A. I got sick of being stuck in traffic. With everything I ever needed to do, it was all about how long it was going to take to get there, and how we were going to get there and what time we had to leave. I left Los Angeles in 1993 and have not lived there since. I’ve chosen to live and work in places where I’m not [concerned with} my car all the time. I found that car sharing really gets you to think, ‘Do I need to have a car to do what I need to do today?’ I find that I really limit my need to use a car to certain types of circumstances—moving heavy things, going places that you just can’t get to on the transit system in a reasonable amount of time.
Q. For people who do have to drive, I understand Penn will be offering electric charging stations and preferred parking for hybrid vehicles in garages.
A. We hope that there’s eventually a group of people here in Philadelphia with electric cars that will be able to park them on our campus, and the idea on our campus is to have charging stations for [electric] CarShare cars.
We’re developing the signs for preferred parking for hybrids and electric cars and we hope to deploy those in at least the first quarter of next year. [Preferred parking] means close to the elevators or pedestrian access points, being near the exits.
Q. How much contact do you have with SEPTA and other transit agencies? It seems like what Penn does can have such a huge impact on the city and region.
A. Part of my role is to help be Penn’s transportation voice as well as its ear, to help bring about the knowledge and put it in a context for the University and take the issues the University has and put them in a context for the transportation world. I come from a transportation background, so I understand the acronyms, the funding, the issues, the timelines—all these sorts of things so I can help Penn understand when they’re talking about these issues, what it means to the University.

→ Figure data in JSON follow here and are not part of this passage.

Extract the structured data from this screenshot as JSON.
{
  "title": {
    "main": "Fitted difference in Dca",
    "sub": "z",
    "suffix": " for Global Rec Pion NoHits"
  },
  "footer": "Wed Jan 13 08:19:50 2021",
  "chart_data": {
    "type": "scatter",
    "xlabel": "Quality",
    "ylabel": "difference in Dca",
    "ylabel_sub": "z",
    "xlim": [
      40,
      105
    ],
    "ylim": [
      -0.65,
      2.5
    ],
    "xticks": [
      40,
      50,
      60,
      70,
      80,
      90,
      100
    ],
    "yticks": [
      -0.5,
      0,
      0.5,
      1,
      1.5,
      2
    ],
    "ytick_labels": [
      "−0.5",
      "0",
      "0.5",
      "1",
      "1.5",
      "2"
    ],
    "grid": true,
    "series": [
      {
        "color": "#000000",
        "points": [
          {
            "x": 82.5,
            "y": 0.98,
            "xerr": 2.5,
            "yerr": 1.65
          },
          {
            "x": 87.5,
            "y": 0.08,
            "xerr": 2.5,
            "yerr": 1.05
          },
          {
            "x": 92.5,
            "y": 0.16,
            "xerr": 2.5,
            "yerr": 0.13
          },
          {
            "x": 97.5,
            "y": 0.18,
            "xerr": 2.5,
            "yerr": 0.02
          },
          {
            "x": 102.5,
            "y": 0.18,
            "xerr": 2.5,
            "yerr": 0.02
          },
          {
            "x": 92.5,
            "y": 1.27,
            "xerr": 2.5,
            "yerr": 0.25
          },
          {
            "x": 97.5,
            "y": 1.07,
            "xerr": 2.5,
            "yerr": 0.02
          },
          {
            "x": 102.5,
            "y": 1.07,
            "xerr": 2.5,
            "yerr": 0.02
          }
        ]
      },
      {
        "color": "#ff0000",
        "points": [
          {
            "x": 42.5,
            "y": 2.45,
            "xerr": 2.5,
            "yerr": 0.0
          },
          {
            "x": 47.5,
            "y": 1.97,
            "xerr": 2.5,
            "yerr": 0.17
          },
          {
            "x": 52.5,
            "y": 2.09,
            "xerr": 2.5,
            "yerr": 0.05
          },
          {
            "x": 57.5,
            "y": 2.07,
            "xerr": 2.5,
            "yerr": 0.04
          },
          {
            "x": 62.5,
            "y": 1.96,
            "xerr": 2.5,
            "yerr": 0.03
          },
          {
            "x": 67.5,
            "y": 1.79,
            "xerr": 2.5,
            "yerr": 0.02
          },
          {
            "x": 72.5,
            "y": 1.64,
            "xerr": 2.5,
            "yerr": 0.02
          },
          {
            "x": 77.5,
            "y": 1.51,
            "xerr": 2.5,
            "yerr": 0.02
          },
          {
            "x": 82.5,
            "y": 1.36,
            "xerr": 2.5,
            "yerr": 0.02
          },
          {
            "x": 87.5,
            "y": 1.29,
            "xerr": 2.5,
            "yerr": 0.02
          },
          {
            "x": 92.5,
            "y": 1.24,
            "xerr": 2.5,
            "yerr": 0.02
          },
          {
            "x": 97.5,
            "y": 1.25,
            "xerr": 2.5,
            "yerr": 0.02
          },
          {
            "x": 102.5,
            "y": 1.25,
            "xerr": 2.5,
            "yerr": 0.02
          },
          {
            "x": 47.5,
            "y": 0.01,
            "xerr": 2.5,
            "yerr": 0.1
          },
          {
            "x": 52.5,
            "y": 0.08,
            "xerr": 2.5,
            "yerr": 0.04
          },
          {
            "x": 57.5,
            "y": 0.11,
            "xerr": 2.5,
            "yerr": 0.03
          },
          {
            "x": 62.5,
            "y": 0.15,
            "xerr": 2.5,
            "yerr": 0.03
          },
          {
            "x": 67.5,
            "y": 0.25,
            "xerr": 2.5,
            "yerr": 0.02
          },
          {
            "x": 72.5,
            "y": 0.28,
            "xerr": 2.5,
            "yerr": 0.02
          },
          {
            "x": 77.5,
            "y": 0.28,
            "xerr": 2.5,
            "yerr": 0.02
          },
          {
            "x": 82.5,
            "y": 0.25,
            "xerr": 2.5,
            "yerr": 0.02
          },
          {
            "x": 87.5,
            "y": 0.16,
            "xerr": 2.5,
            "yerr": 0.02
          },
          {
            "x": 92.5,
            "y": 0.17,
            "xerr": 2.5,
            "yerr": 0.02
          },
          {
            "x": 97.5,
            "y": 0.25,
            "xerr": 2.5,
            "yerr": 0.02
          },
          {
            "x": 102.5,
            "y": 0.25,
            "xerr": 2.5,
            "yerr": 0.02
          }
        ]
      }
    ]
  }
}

Getting involved in the transportation network and world here in Philadelphia is definitely something we’re working on and will be a part of.
Q. You’re also responsible for the Penn Ice Rink and Mail Services. How do you reconcile all of your different duties?
A. Each of those have their unique challenges and opportunities but in a broad sense, I look at those services as assets that the University needs to have managed as best we possibly can to, at a minimum, keep them cost-neutral and at best, turn some sort of financial positive position. That’s the mantra with those two operations, to provide a quality of service that Penn deserves and has come to expect and even do some things with those that are new and different and will be of value to the community.
Q. What do you enjoy about being back here at Penn?
A. Just being a part of a community that I have a valued stake in and knowing that they have a valued stake in me. Penn is an important place to me, an important part of my life, and to help Penn do what it wants to do and be a part of that—to me was the cherry on the sundae to come back here.